Five Ways To Break A Shopping Addiction – And Five Ways To Help Someone Else With Their Addiction

One of my wife’s closest friends is completely addicted to shopping, and unsurprisingly she spends a lot of time juggling credit card bills and dumping huge amounts of cash into finance charges just to gain enough breathing room to shop some more.

Recently, she’s begun to see that things are going to have to change in order for her to get financially ahead in life. Here are the ten tips I offered her to help her break her shopping addiction.

“Shop” without any method of payment. If the in-store experience is what you crave, then simply go there without any method of payment. This method lets you spend your time there as you wish, but keeps you from putting anything else on the credit card.

Do a spring cleaning. Go through all the stuff you have and decide which things you actually need – or even want. Collect together all of the useful stuff in one place, then really look at it. For some, the sight of how many useless things they’ve wasted their money on often can shock them into a change.

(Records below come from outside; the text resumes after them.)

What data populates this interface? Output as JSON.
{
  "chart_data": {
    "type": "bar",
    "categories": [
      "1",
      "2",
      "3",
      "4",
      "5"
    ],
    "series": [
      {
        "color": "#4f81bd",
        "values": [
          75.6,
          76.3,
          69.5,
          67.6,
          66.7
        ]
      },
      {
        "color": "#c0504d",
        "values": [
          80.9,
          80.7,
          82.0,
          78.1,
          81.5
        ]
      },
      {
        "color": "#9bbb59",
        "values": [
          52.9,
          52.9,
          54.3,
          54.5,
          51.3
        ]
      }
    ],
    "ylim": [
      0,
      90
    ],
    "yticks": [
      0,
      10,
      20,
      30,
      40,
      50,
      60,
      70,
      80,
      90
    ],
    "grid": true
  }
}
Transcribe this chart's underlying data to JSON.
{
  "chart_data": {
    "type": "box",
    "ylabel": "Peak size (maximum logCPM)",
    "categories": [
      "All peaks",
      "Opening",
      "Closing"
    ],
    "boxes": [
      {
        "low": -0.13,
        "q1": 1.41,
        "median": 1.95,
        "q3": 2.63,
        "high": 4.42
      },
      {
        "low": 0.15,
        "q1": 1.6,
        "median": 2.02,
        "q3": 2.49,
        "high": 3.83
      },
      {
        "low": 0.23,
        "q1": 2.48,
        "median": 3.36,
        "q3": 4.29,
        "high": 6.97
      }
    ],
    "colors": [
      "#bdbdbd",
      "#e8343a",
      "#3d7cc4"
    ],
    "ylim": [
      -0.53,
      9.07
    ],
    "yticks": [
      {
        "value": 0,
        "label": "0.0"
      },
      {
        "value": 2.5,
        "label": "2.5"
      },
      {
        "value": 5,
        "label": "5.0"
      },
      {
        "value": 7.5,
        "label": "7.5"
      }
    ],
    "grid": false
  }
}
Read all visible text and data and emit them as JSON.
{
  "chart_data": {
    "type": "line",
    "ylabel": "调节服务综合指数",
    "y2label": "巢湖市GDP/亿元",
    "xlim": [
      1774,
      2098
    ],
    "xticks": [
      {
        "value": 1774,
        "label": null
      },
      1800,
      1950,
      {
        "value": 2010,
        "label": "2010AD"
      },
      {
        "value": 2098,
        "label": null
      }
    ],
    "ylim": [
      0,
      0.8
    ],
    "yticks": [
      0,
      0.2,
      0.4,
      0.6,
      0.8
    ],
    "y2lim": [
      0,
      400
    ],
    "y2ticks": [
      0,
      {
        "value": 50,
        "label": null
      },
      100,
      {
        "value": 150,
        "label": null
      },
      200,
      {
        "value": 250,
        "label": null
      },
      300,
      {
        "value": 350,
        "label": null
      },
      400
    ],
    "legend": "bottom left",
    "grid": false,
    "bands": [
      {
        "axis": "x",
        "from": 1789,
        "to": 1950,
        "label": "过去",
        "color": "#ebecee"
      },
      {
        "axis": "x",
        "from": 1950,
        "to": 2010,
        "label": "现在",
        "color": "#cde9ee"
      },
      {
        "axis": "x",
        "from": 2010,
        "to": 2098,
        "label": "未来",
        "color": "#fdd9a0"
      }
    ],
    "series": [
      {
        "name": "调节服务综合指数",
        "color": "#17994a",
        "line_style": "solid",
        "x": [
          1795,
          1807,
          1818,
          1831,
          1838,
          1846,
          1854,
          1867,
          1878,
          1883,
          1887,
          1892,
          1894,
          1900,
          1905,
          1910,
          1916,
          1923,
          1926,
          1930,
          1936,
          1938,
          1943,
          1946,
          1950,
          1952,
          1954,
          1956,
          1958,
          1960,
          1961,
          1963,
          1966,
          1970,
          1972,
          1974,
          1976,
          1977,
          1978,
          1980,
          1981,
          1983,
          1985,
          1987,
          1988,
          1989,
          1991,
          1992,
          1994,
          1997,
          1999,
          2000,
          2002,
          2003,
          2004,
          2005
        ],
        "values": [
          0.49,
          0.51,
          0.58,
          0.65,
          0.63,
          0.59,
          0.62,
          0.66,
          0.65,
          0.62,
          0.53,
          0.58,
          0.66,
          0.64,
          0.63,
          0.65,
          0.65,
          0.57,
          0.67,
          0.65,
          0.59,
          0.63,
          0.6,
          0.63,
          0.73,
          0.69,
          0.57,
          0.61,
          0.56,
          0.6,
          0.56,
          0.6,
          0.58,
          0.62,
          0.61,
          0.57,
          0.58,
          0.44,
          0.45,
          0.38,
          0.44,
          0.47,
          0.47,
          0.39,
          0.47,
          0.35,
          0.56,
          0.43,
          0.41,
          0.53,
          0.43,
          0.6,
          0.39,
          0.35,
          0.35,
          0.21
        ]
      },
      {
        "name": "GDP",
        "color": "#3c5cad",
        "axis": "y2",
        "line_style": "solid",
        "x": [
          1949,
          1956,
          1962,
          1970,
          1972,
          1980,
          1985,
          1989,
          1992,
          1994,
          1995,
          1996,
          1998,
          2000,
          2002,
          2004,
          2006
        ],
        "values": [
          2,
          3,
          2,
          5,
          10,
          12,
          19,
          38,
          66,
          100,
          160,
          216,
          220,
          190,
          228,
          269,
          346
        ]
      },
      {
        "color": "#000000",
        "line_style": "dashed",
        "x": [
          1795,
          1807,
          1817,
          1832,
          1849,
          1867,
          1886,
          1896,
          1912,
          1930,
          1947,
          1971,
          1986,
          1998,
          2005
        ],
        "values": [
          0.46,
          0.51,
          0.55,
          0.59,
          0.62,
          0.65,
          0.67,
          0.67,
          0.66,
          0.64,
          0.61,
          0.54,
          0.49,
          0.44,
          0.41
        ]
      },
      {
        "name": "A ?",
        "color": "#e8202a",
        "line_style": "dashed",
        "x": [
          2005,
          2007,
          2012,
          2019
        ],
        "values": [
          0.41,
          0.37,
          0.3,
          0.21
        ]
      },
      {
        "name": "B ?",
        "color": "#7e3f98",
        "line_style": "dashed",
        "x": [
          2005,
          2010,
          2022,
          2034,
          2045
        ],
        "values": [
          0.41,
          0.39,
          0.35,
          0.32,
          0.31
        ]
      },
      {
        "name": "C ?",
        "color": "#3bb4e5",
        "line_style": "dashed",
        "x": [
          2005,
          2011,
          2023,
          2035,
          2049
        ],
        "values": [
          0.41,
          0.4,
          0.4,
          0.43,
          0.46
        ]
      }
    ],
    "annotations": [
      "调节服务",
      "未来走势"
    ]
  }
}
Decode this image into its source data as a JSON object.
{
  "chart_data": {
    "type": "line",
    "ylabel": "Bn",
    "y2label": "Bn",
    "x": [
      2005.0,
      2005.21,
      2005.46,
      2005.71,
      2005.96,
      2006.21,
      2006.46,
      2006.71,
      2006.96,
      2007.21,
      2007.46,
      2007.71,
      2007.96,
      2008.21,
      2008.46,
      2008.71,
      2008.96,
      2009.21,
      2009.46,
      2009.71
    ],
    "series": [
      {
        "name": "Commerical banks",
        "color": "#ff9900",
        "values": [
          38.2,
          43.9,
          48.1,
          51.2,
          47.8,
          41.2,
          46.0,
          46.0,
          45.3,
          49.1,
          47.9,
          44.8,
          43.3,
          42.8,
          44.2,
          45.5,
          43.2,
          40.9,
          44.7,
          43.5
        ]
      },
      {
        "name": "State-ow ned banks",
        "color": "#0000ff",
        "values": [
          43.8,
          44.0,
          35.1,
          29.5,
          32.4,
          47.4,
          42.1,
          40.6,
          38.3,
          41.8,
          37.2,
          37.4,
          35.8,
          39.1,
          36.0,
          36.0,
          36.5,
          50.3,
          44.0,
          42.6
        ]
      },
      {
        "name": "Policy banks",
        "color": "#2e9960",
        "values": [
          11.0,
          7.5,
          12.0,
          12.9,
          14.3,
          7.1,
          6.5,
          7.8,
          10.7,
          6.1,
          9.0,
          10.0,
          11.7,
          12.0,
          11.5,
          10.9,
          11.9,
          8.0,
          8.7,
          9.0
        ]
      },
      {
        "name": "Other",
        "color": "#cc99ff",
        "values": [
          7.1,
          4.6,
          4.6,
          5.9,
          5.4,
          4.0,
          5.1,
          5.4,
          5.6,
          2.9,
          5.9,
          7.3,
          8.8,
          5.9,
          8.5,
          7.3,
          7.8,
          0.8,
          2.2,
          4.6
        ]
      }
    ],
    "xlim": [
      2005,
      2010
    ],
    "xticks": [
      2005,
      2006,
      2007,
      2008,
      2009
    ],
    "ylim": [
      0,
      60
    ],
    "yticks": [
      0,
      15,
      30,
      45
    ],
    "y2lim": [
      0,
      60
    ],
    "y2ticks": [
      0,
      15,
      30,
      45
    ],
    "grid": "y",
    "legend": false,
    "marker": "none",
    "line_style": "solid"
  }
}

Chop up your credit cards. Don’t allow yourself the option of charging any more – simply chop up your cards and delete those numbers from any online accounts that may use them. This way, the only method you have available to you to spend is your actual cash.

Avoid the stores altogether. Do anything at all besides going to the stores where you’re tempted to waste money. Whenever you even think about the possibility, just do something else.

Change your routine. If part of your daily or weekly routine is to go to a particular place where you’re tempted to spend, change the routine. This may involve finding a new commute or any number of things, but the key is to take temptations out of your daily routine.

As a friend, however, you can go an extra step to help someone overcome their shopping addiction. Here are five things I am willing to do to help her out to get past her addiction.

Introduce her to inexpensive activities. She can come along when we do free, fun stuff like spending time in the park, doing volunteer work, and so on. These things can be a ton of fun, and so I strive to show her the fun parts of doing things where you don’t have to come home with an empty wallet.

Show her how to shop frugally. I could also go on shopping trips with her, showing her how to shop frugally and find good deals on stuff. Instead of dropping $300 at a clothes store, spend some time looking at what’s available at less-expensive clothes outlets.

Help her rework her budget. Spending an afternoon with her going through her spending in detail and showing her some better ways to optimize her money. This works well if the person is also taking some steps to actually curb their spending, as she is.

Invite her over to eat. We make simple, frugal meals all the time at home, while she usually eats out. Thus, inviting her over to eat and getting her involved in the food preparation works really well. It takes ten minutes to make a big batch of spaghetti, requires two pans and a bit of silverware, and makes enough that you can eat it multiple nights – a perfect example of how to cut down on spending. As does the crockpot.

Offer lots of encouragement. This seems strange to some: encouraging a friend not to shop? The best way to do this is to keep tabs on what they’re doing and make it clear that not buying a bunch of stuff is in fact a great, positive thing. Have a party for them when they pay off a credit card, for instance.